Transportation, using fossil fuels for cars, trucks, ships, trains and of course planes, makes up 27% of the world's greenhouse gas emissions, according to the U.S. Environmental Protections Agency Environmental Protection Agency.
Passenger cars make up a majority of carbon emissions in the transportation industry at 45%. Trains and freight trucks are responsible for 29% and aviation is responsible for 11-12% of carbon emissions.
The United Nations has committed to reducing the worlds carbon emissions through using renewable sources, such as solar power, and wind power. The strategy to attack the worldwide problem at all angles includes reducing carbon emissions from as many aspects as we can.
The electric car did not catch on until recently, but it was first invented in 19th century. It was plagued by a problem as the battery couldn't compete with the horsepower of the gas-powered car. Gas-powered cars would take center stage and have been the mainstay in the automobile industry.
Now, at the forefront is a world facing a climate crisis, the automobile industry is pushing to get electric cars to the masses and make it appealing and affordable.
Electric Trains also were invented in the 1800’s, and by the 1930’s they were becoming more popular. They were replacing steam powered trains in many cases, along with diesel trains replacing steam as well. The main delay in using electric trains was it was a massive undertaking to change the existing railway infrastructure. The push to get electric trains is not only because they will be more efficient and reliable, but they will produce less carbon emissions.
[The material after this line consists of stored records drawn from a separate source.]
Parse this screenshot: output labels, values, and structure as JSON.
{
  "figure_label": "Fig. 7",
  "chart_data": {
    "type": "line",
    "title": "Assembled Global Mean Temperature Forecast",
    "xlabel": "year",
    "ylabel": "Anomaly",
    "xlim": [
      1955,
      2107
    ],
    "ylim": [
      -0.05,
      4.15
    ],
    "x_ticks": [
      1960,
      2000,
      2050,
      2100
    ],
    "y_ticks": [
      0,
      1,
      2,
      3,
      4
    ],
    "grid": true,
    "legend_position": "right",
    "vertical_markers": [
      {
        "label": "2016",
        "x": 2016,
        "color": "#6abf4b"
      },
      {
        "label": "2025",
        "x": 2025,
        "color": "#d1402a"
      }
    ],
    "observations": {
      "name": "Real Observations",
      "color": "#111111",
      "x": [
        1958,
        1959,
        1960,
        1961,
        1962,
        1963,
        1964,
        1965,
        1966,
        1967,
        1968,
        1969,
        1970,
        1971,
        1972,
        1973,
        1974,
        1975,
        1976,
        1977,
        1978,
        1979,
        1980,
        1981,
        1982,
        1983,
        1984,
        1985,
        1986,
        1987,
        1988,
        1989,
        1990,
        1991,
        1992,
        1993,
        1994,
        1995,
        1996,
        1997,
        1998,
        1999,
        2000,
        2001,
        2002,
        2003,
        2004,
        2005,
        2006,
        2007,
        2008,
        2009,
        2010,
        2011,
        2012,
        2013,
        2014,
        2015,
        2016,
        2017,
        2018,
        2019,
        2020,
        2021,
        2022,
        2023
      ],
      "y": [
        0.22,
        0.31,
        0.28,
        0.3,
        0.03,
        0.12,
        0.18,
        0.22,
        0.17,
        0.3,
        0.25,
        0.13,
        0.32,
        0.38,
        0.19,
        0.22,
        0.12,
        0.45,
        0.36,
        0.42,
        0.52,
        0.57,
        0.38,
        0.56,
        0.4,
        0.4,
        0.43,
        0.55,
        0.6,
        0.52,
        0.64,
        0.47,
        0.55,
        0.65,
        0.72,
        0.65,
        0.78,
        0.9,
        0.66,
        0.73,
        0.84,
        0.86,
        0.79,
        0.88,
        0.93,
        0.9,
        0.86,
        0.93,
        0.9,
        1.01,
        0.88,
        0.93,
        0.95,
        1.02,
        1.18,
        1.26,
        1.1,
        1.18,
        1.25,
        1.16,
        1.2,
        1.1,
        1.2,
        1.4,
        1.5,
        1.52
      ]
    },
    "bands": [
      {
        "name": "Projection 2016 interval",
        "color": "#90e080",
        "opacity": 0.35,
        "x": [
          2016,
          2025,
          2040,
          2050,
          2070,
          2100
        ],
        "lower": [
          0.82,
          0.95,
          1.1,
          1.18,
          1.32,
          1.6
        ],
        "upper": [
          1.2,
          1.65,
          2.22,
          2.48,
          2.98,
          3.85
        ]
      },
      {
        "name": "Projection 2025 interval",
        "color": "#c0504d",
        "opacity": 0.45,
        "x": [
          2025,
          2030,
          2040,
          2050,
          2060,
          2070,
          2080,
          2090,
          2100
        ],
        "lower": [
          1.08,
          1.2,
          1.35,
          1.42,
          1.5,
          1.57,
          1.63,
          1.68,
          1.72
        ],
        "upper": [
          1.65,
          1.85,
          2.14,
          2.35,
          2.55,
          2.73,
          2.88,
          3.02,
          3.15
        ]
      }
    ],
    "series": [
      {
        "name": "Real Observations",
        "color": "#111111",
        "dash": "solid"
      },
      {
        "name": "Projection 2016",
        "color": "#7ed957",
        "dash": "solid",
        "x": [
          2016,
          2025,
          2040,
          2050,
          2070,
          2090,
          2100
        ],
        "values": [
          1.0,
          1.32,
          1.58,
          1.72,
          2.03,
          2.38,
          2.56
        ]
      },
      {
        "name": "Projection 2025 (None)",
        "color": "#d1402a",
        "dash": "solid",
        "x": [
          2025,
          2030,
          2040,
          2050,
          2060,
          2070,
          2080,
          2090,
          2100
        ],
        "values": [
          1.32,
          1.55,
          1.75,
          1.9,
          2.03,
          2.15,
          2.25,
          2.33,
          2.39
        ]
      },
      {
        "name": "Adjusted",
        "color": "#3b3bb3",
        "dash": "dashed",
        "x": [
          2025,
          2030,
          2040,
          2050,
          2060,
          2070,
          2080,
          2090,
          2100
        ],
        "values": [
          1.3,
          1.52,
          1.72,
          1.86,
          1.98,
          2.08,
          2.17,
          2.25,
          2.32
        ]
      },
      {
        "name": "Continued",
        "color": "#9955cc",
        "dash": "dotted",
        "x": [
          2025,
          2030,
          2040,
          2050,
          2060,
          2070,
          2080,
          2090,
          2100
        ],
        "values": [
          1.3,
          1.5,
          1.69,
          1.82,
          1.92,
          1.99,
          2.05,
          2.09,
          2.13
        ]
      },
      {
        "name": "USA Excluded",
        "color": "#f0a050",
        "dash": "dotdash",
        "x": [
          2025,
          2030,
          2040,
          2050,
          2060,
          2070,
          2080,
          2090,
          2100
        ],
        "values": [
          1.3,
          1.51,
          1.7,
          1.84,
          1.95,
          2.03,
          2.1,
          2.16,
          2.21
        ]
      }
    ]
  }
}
Planes haven’t been on the forefront of the public's eye when it comes to reducing carbon emissions, but it has been in the works anyway. Leaders in the aviation emission reduction is Denmark and Sweden, as they plan to make all domestic flights fossil fuel free by 2030. U.S. airlines plan to begin using electric planes by 2026.
United Airlines to Reduce Carbon Emissions with Purchase
United Airlines (UAL) - Get Free Report made a deal with Heart Aerospace in 2021 to acquire 100 plans with a seating capacity of 19 passengers each. These smaller planes would replace the small regional flights around the nation. This is the U.S. airlines' first major step towards reducing carbon emissions. These smaller planes were supposed to be able to fly up to 250 miles in one flight and would have been ready to begin flight testing by 2026.
Heart Aerospace changed its ES-19 to the ES-30, and with the design change it will be able to accommodate 30 passengers. However, it would only be able to travel 125 miles, instead of the 250 it originally claimed it would be able to travel. This distance will still work for most regional commuter flights.
Air Canada Makes a Commitment to Buy
Canada is working toward a countrywide goal of transitioning to net-zero emissions by 2050. Heart Aerospace and Air Canada (ACDVF) have reached a purchase agreement for Air Canada to purchase 30 of Heart Aerospace's ES-30 battery powered aircraft.
Heart Aerospace, a Swedish company manufacturing the ES-30 Electric-Hybrid aircraft, will create zero emissions and will be less noisy than current aircraft. Air Canada, the country’s largest airline, plans for these hybrid-electric aircraft to start taking commercial flights by 2028.
Air Canada has a vested interest in the success of Heart Aerospace, as it has a $5 million stake in the company. Other notable investors in Heart Aerospace are United Airlines Ventures, Mesa Airlines operated by Mesa Air Group (MESA) - Get Free Report, and Breakthrough Energy Ventures, founded by Bill Gates. Saab (SAABF) has also invested $5 million into Heart Aerospace.
The challenge has always been about creating enough power to make meaningful flights. These hybrid-electric aircrafts will be less expensive to service, and they will be quieter thus reducing noise pollution. The lower cost in maintenance could also lead to lower flight costs. The challenge in physics involved in designing electric planes is the size and weight of the batteries needed to operate the planes.